Preventing diarrhea or treating it early can help you avoid dehydration or other problems. It is best to discuss your symptoms with your health care provider, as the correct solution to the problem depends on the cause. The following suggestions can help you manage mild (stage 1 or 2) diarrhea:
- Avoid caffeine, alcohol, dairy, fat, fiber, orange juice, prune juice, and spicy foods.
- Avoid laxatives, metoclopramide (Reglan; used to prevent vomiting and constipation), and stool softeners.
- Eat small, frequent meals, and ask your doctor which foods are best to eat when you have diarrhea. Foods that are easy for the stomach to digest include bananas, rice, applesauce, and toast. Additional dietary changes may be recommended by your health care team.

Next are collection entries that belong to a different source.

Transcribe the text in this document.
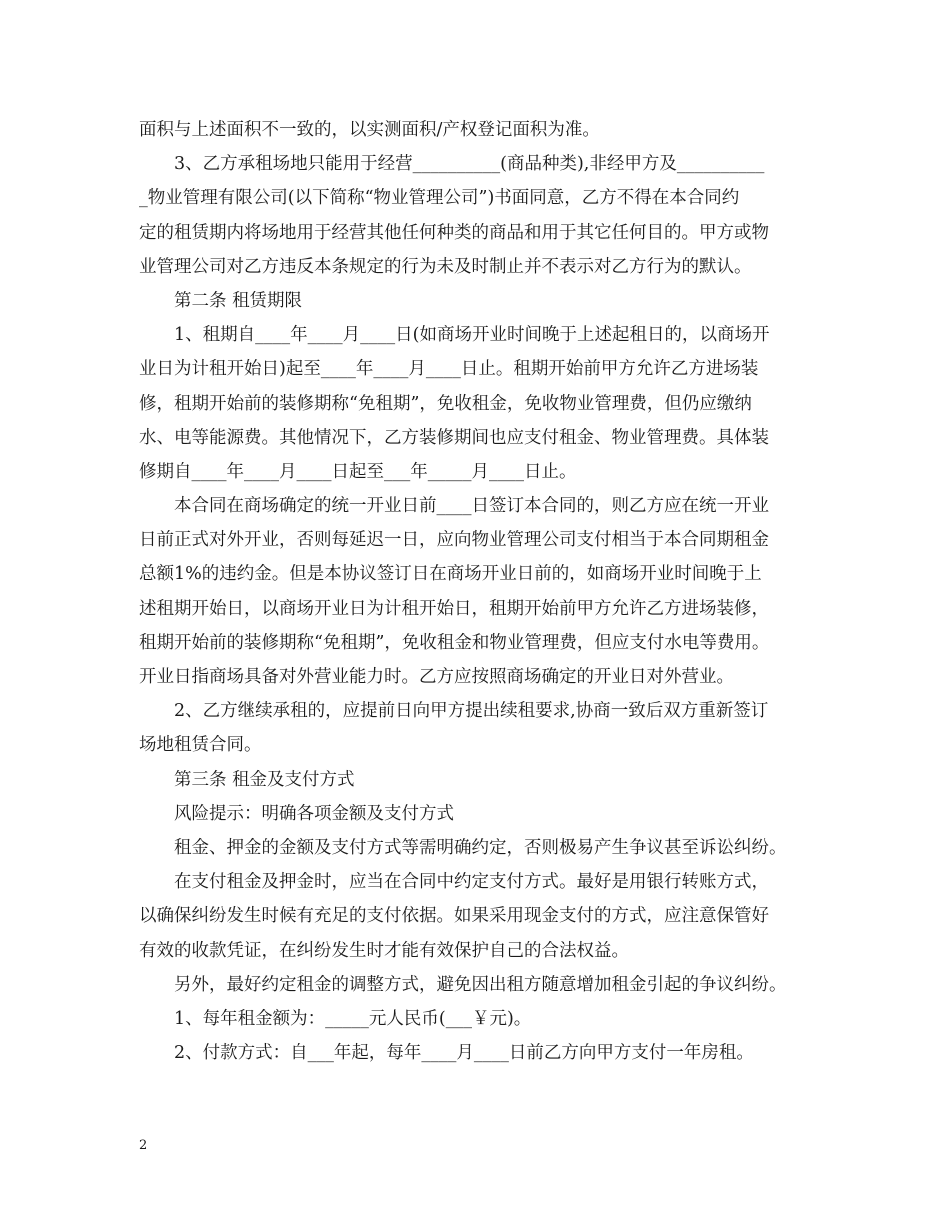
面积与上述面积不一致的，以实测面积/产权登记面积为准。
3、乙方承租场地只能用于经营__________(商品种类),非经甲方及__________
_物业管理有限公司(以下简称“物业管理公司”)书面同意，乙方不得在本合同约
定的租赁期内将场地用于经营其他任何种类的商品和用于其它任何目的。甲方或物
业管理公司对乙方违反本条规定的行为未及时制止并不表示对乙方行为的默认。
第二条 租赁期限
1、租期自____年____月____日(如商场开业时间晚于上述起租日的，以商场开
业日为计租开始日)起至____年____月____日止。租期开始前甲方允许乙方进场装
修，租期开始前的装修期称“免租期”，免收租金，免收物业管理费，但仍应缴纳
水、电等能源费。其他情况下，乙方装修期间也应支付租金、物业管理费。具体装
修期自____年____月____日起至___年_____月____日止。
本合同在商场确定的统一开业日前____日签订本合同的，则乙方应在统一开业
日前正式对外开业，否则每延迟一日，应向物业管理公司支付相当于本合同期租金
总额1%的违约金。但是本协议签订日在商场开业日前的，如商场开业时间晚于上
述租期开始日，以商场开业日为计租开始日，租期开始前甲方允许乙方进场装修，
租期开始前的装修期称“免租期”，免收租金和物业管理费，但应支付水电等费用。
开业日指商场具备对外营业能力时。乙方应按照商场确定的开业日对外营业。
2、乙方继续承租的，应提前日向甲方提出续租要求,协商一致后双方重新签订
场地租赁合同。
第三条 租金及支付方式
风险提示：明确各项金额及支付方式
租金、押金的金额及支付方式等需明确约定，否则极易产生争议甚至诉讼纠纷。
在支付租金及押金时，应当在合同中约定支付方式。最好是用银行转账方式，
以确保纠纷发生时候有充足的支付依据。如果采用现金支付的方式，应注意保管好
有效的收款凭证，在纠纷发生时才能有效保护自己的合法权益。
另外，最好约定租金的调整方式，避免因出租方随意增加租金引起的争议纠纷。
1、每年租金额为：_____元人民币(___￥元)。
2、付款方式：自___年起，每年____月____日前乙方向甲方支付一年房租。
2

- Drink plenty of water and other clear liquids to prevent dehydration. People with severe dehydration may need to receive intravenous (IV, through a vein) fluids.
- Ask your doctor about changing the schedule or dose of chemotherapy if the diarrhea is caused by the treatment and is severe.
- Ask your doctor about antidiarrheal medications. Imodium is often used to treat diarrhea caused by some types of chemotherapy. Octreotide (Sandostatin) may be used to treat diarrhea caused by chemotherapy, but this use of the drug is not always effective. Some drugs for preventing diarrhea caused by radiation therapy to the pelvic area are being studied, but none have been approved yet. If diarrhea continues after you have made changes to your diet, opioid medications (pain medications that act on the central nervous system, which have the side effect of constipation) may help relieve diarrhea.